The International Rescue Committee’s emergency response experts have ranked the countries most at risk of humanitarian catastrophe next year and Nigeria was ranked among the top ten countries most at risk of humanitarian crises in 2019.
The ranking, which was released by the International Rescue Committee (IRC), has 21 countries on its list, with Yemen taking the top spot.
According to the list which was published on December 17, 2018, the 2019 elections may also play a role in sparking greater conflict.
According to the publication by IRC, “The International Rescue Committee’s emergency response experts have ranked the countries most at risk of humanitarian catastrophe next year”, noting that the top ten, “account for approximately half of internally displaced people and two-thirds of refugees across the globe”.
“2018 was a devastating year for millions around the world, with more people displaced from their homes than ever before. In many of the world’s most challenging places, armed conflict and man-made crisis mean life will get worse and not better in 2019,” Bob Kitchen, the IRC’s Vice President for Emergencies, said.
With Nigeria taking the number eight spot on the top ten list, other countries are Yemen, Democratic Republic of Congo, South Sudan, Afghanistan, Venezuela, Syria, Central African Republic, Ethiopia and Somalia.
On Nigeria’s position, IRC noted that: “During 2018, Nigeria has experienced persistent attacks from armed groups as well as communal violence exacerbated by competition for water and land resources. As a result, Over 2 million Nigerians have been displaced internally and 230,000 have sought refuge in neighboring countries”.
On the outlook for 2019, the IRC stated that: “Violence could intensify, triggering more displacements and exacerbating food insecurity for millions of Nigerians. The presidential election in February 2019 may also have a destabilizing impact and could spark greater conflict, leading to further displacement”.
These are the top 10 countries experiencing—or on the brink of—the worst humanitarian crises in the world.
Somalia has been plagued by ongoing conflict for decades. Precipitated by instability and insecurity, and combined with persistent natural disasters, the crisis has left over 2.6 million Somalis internally displaced and 870,000 registered as refugees.
Outlook for 2019: Somalia will likely remain unstable, conflict-affected and food-insecure throughout 2019. While a major Al-Shabab resurgence is unlikely, people will continue to be uprooted from their homes due to ongoing conflict.
Outlook for 2019: Politics will remain volatile with a high likelihood of further conflict along ethnic lines, sparking major displacements and food insecurity, which will be compounded if poor rain and harvests continue.
Outlook for 2019: Northwest Syria remains at risk of major displacements and further destruction of infrastructure in 2019, as conflict persists. Civilians may be vulnerable to airstrikes and have few options of places to flee to.
6. Central African Republic
Outlook for 2019: Conflicts resulting in further displacement and food insecurity are likely to persist in CAR. With an already vulnerable population, even relatively minor conflicts or natural events will have major humanitarian implications threatening lives.

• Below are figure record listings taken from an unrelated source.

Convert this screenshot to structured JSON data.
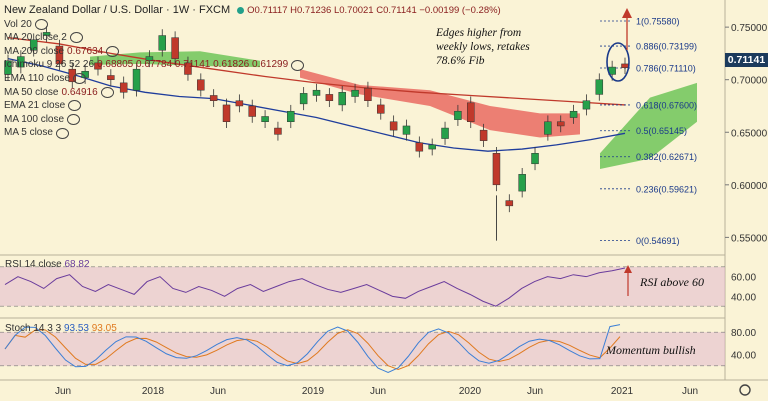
{
  "header": {
    "symbol_title": "New Zealand Dollar / U.S. Dollar · 1W · FXCM",
    "ohlc": "O0.71117 H0.71236 L0.70021 C0.71141 −0.00199 (−0.28%)",
    "accent_dot_color": "#22a08a"
  },
  "indicators": [
    {
      "label": "Vol 20",
      "value": ""
    },
    {
      "label": "MA 20 close 2",
      "value": ""
    },
    {
      "label": "MA 200 close",
      "value": "0.67634"
    },
    {
      "label": "Ichimoku 9 26 52 26",
      "value": "0.68805 0.67784 0.71141 0.61826 0.61299"
    },
    {
      "label": "EMA 110 close",
      "value": ""
    },
    {
      "label": "MA 50 close",
      "value": "0.64916"
    },
    {
      "label": "EMA 21 close",
      "value": ""
    },
    {
      "label": "MA 100 close",
      "value": ""
    },
    {
      "label": "MA 5 close",
      "value": ""
    }
  ],
  "annotations": {
    "main_note": "Edges higher from weekly lows, retakes 78.6% Fib",
    "rsi_note": "RSI above 60",
    "stoch_note": "Momentum bullish"
  },
  "rsi_panel": {
    "label": "RSI 14 close",
    "value": "68.82",
    "ticks": [
      "60.00",
      "40.00"
    ]
  },
  "stoch_panel": {
    "label": "Stoch 14 3 3",
    "k": "93.53",
    "d": "93.05",
    "ticks": [
      "80.00",
      "40.00"
    ]
  },
  "current_price": "0.71141",
  "chart_data": {
    "type": "candlestick",
    "price_axis_ticks": [
      "0.75000",
      "0.70000",
      "0.65000",
      "0.60000",
      "0.55000"
    ],
    "x_ticks": [
      "Jun",
      "2018",
      "Jun",
      "2019",
      "Jun",
      "2020",
      "Jun",
      "2021",
      "Jun"
    ],
    "fib_levels": [
      {
        "label": "1(0.75580)",
        "value": 0.7558
      },
      {
        "label": "0.886(0.73199)",
        "value": 0.73199
      },
      {
        "label": "0.786(0.71110)",
        "value": 0.7111
      },
      {
        "label": "0.618(0.67600)",
        "value": 0.676
      },
      {
        "label": "0.5(0.65145)",
        "value": 0.65145
      },
      {
        "label": "0.382(0.62671)",
        "value": 0.62671
      },
      {
        "label": "0.236(0.59621)",
        "value": 0.59621
      },
      {
        "label": "0(0.54691)",
        "value": 0.54691
      }
    ],
    "price_path": [
      [
        0.705,
        0.718
      ],
      [
        0.712,
        0.722
      ],
      [
        0.728,
        0.738
      ],
      [
        0.742,
        0.745
      ],
      [
        0.732,
        0.715
      ],
      [
        0.71,
        0.698
      ],
      [
        0.702,
        0.708
      ],
      [
        0.716,
        0.71
      ],
      [
        0.704,
        0.7
      ],
      [
        0.697,
        0.688
      ],
      [
        0.69,
        0.71
      ],
      [
        0.718,
        0.722
      ],
      [
        0.728,
        0.742
      ],
      [
        0.74,
        0.72
      ],
      [
        0.716,
        0.705
      ],
      [
        0.7,
        0.69
      ],
      [
        0.685,
        0.68
      ],
      [
        0.676,
        0.66
      ],
      [
        0.68,
        0.675
      ],
      [
        0.675,
        0.665
      ],
      [
        0.66,
        0.665
      ],
      [
        0.654,
        0.648
      ],
      [
        0.66,
        0.67
      ],
      [
        0.677,
        0.687
      ],
      [
        0.685,
        0.69
      ],
      [
        0.686,
        0.68
      ],
      [
        0.676,
        0.688
      ],
      [
        0.684,
        0.69
      ],
      [
        0.692,
        0.68
      ],
      [
        0.676,
        0.668
      ],
      [
        0.66,
        0.652
      ],
      [
        0.648,
        0.656
      ],
      [
        0.64,
        0.632
      ],
      [
        0.634,
        0.638
      ],
      [
        0.644,
        0.654
      ],
      [
        0.662,
        0.67
      ],
      [
        0.678,
        0.66
      ],
      [
        0.652,
        0.642
      ],
      [
        0.63,
        0.6
      ],
      [
        0.585,
        0.58
      ],
      [
        0.594,
        0.61
      ],
      [
        0.62,
        0.63
      ],
      [
        0.648,
        0.66
      ],
      [
        0.66,
        0.656
      ],
      [
        0.664,
        0.67
      ],
      [
        0.672,
        0.68
      ],
      [
        0.686,
        0.7
      ],
      [
        0.705,
        0.712
      ],
      [
        0.715,
        0.7114
      ]
    ],
    "notable_low": 0.5469,
    "last_close": 0.71141,
    "ma200": [
      0.74,
      0.734,
      0.725,
      0.717,
      0.71,
      0.703,
      0.697,
      0.692,
      0.688,
      0.685,
      0.682,
      0.679,
      0.676
    ],
    "ma50": [
      0.72,
      0.713,
      0.704,
      0.694,
      0.688,
      0.684,
      0.682,
      0.676,
      0.67,
      0.664,
      0.656,
      0.648,
      0.64,
      0.635,
      0.632,
      0.634,
      0.638,
      0.643,
      0.649
    ]
  },
  "colors": {
    "background": "#faf3d6",
    "bull_candle": "#26a04a",
    "bear_candle": "#c0392b",
    "cloud_bull": "#5cbf48",
    "cloud_bear": "#e8625a",
    "ma200_line": "#c0392b",
    "ma50_line": "#1f3d9c",
    "rsi_line": "#6a3c9c",
    "stoch_k": "#3c7fd6",
    "stoch_d": "#e07a20",
    "band_fill": "#e2b8d0"
  }
}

Outlook for 2019: Venezuela’s economic crisis is only likely to worsen in 2019. Unless the government shifts direction radically and introduces economic reforms, diseases will continue to spread and people will be without food and forced to flee the country.

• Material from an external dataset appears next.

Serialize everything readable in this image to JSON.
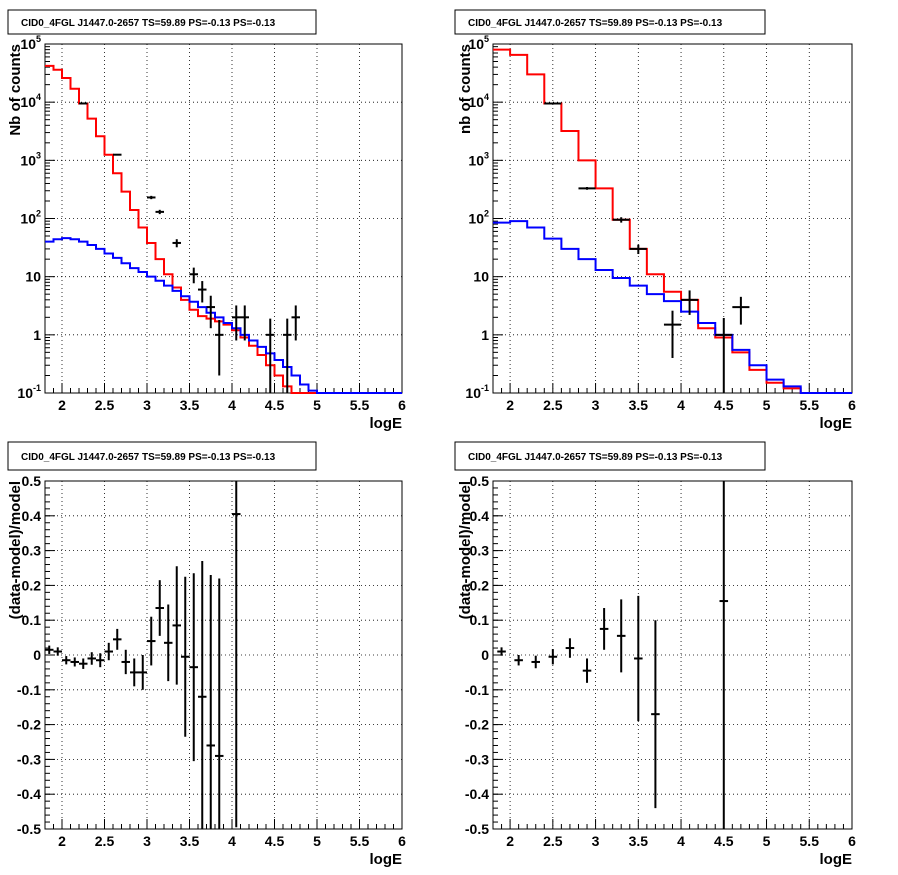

Outlook for 2019: Presidential elections due in April 2019 will coincide with the start of the spring fighting season, and are likely to prompt increased Taliban violence. Conflict-driven displacements will increase. The number of people facing food insecurity is also expected to rise due to continued violence and fallout from a 2017-2018 drought.
3. South Sudan
Outlook for 2019: Even without an escalation in fighting, a significant proportion of South Sudanese will struggle to get enough food. If the peace deal holds, localized conflict will likely continue to displace tens of thousands of civilians, given the threats to their safety from the activities of armed groups. A collapse of the peace deal could lead to a re-escalation in the conflict and a drastic rise in humanitarian need.
2. Democratic Republic of Congo
Outlook for 2019: Tensions around the presidential election due in December 2018 mean that 2019 is likely to begin with intense political disagreements, protests and possibly growing militia violence. This will drive rising displacements and food insecurity, given the resulting disruption to harvests, while Ebola will continue to spread.
Outlook for 2019: The civil war and associated humanitarian catastrophe are highly likely to persist in 2019, with food insecurity already rising. As airstrikes continue to hit civilian areas and medical facilities, it will be increasingly difficult for humanitarian organizations to deliver aid, help people uprooted from their homes, and address the widespread malnutrition. If dialogue efforts fail and the coalition launches an offensive to seize control of the port city of Hodeidah, which brings in 70 percent of all imports, another 250,000 people could “lose everything—even their lives,” the U.N. warns.